You must, my dear Lord, forgive the warmth which I express for Captain Layman; but he is in adversity, and, therefore, has the more claim to my attention and regard. If I had been censured every time I have run my ship, or fleets under my command, into great danger, I should long ago have been out of the Service, and never in the House of Peers.
I am, my dear Lord, most faithfully, your obedient servant,
NELSON AND BRONTE.
It is something to meet with the clear recognition that a man may be of more value than a ship. As Clarendon said, it is not all of an officer’s duty to bring his ship safe home again.

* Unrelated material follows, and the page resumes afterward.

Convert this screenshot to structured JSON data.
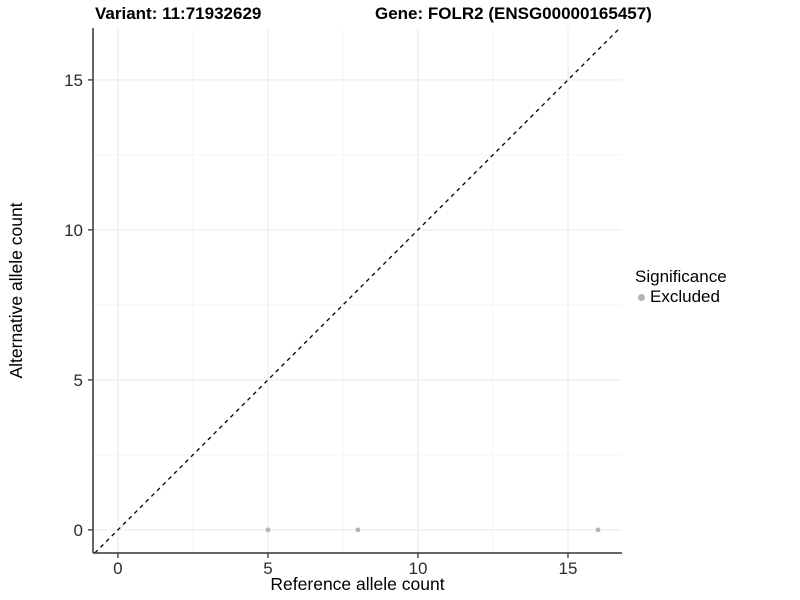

On the voyage back from Alexandria be had busied himself with vindications of his course in going there, manifesting again that over-sensitiveness to the judgment of others, which contrasts so singularly with his high resolve and self-dependence when assuming the greatest responsibilities. To Ball, to the Admiralty, and to the First Lord privately, he sent explanations of his action, accompanied by a summary of his reasons. As the latter have been given, one by one, as each step was taken, it is not necessary here to say more than that, in the author’s judgment, each successive movement was made upon good; grounds, and rightly timed. This is true, although Nelson was entirely misled as to Bonaparte’s object. The ruse of the latter, as put into effect by Villeneuve, not only deceived the British admiral, but, in its issue, confounded the French. The critical moment of decision, for the whole fruitless campaign, was when Nelson determined to go first off Messina, then to the Morea, and finally to Egypt, upon the inference that by this time one of three things must have happened. Either (1) he must have met the French fleet, personally or by his lookouts, or (2) it had returned to Toulon, or (3) it had gone on to Egypt. The first being eliminated, the choice he made between the others, wide as was the flight for which it called, was perfectly accurate. It is difficult to know which most to admire,—the sagacity which divined the actual, though not the intended, movements of the enemy, the fiery eagerness which gave assurance of a fierce and decisive battle, or the great self-restraint which, in all his fever of impatience, withheld him from precipitating action before every means of information was exhausted. There will be occasion to note again the same traits in the yet sharper trial he was soon to undergo.